La présence de Sa Majesté Fodong Kana III Victor, le roi des Bafou, a apporté une onction royale à l'événement, tandis que les danses patrimoniales - le Kezah, l’Ako’o des femmes, le mendzon et le majestueux Azeng - ont transformé la concession en un théâtre vivant de la culture Bamiléké.
Une victoire sur le deuil
Pour Keno, si la douleur de la séparation reste vive, le déroulement des obsèques du 19 au 21 février est un soulagement. En respectant l'âme de leur père, les enfants Kenoue ont prouvé que la mort n'est qu'une transition lorsqu'elle est honorée avec une telle dignité. Le patriarche repose désormais en paix, après avoir étanché la soif de culture et de reconnaissance de tout un peuple, porté par les chants de ses pairs et l'amour d'une famille résolue à faire fleurir son héritage.
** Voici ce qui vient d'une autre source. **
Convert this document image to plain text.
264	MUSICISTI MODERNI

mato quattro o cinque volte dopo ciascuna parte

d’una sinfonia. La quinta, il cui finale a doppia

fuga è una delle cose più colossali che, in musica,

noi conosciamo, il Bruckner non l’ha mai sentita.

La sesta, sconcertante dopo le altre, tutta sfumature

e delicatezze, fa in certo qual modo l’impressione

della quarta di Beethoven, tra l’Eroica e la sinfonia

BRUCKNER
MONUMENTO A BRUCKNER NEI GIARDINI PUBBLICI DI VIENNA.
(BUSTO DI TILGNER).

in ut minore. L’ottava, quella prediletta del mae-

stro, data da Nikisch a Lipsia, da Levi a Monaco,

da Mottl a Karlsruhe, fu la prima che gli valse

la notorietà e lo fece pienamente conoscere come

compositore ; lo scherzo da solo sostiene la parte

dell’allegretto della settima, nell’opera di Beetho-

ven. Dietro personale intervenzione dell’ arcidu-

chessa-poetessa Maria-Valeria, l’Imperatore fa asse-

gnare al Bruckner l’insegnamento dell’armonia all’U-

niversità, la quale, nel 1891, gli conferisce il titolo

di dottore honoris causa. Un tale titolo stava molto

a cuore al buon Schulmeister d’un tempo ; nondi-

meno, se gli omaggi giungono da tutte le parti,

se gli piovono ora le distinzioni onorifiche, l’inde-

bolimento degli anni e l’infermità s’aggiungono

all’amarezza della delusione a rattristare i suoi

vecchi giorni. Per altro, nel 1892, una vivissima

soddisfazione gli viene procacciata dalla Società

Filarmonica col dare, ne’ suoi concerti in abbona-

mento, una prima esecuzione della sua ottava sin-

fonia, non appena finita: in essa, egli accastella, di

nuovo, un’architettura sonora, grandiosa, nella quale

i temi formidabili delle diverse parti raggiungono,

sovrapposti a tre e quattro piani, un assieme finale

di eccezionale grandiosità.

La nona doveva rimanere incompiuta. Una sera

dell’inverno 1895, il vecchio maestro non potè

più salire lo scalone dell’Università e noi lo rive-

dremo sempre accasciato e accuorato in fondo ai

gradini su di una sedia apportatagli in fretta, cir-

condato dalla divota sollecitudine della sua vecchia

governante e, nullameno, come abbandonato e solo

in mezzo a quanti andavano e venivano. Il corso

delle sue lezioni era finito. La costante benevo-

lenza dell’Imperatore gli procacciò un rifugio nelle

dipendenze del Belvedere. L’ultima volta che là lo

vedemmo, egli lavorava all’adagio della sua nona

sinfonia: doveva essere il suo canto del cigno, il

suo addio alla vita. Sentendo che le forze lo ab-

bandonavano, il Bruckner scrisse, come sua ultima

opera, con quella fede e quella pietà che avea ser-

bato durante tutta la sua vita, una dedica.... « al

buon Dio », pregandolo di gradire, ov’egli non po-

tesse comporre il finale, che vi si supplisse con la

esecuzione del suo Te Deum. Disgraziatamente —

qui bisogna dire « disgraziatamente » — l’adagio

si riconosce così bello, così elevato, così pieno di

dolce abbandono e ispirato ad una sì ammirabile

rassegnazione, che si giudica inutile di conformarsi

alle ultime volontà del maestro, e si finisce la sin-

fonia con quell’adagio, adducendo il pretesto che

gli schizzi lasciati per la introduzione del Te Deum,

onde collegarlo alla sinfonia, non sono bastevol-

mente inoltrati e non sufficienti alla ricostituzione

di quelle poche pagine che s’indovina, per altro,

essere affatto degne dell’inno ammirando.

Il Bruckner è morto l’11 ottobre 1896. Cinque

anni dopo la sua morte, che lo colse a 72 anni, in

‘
Message de Gratitude de la Famille
Au terme de ces journées intenses, l’artiste Kéno et l’ensemble de la famille Kenoue tiennent à exprimer leur profonde reconnaissance :
« Seul, on va plus vite, mais ensemble, on supporte mieux le poids de la douleur. Merci à Sa Majesté, merci à la grande famille des artistes, à Proto Music et aux amis venus de partout. Grâce à vous, Papa a regagné la terre de ses ancêtres dans la dignité. Vous avez transformé notre deuil en une victoire mémorable. »
Par Augustin Roger MOMOKANA
La rédaction de Komiaza adresse ses condoléances les plus émues à l'artiste Keno et à toute la grande famille Kenoue. Que le nouveau Mo’o Fô Dongo Rostand trouve la force nécessaire pour porter ce lourd et noble héritage. Que la terre de Bafou soit légère au patriarche Jean Kenoue.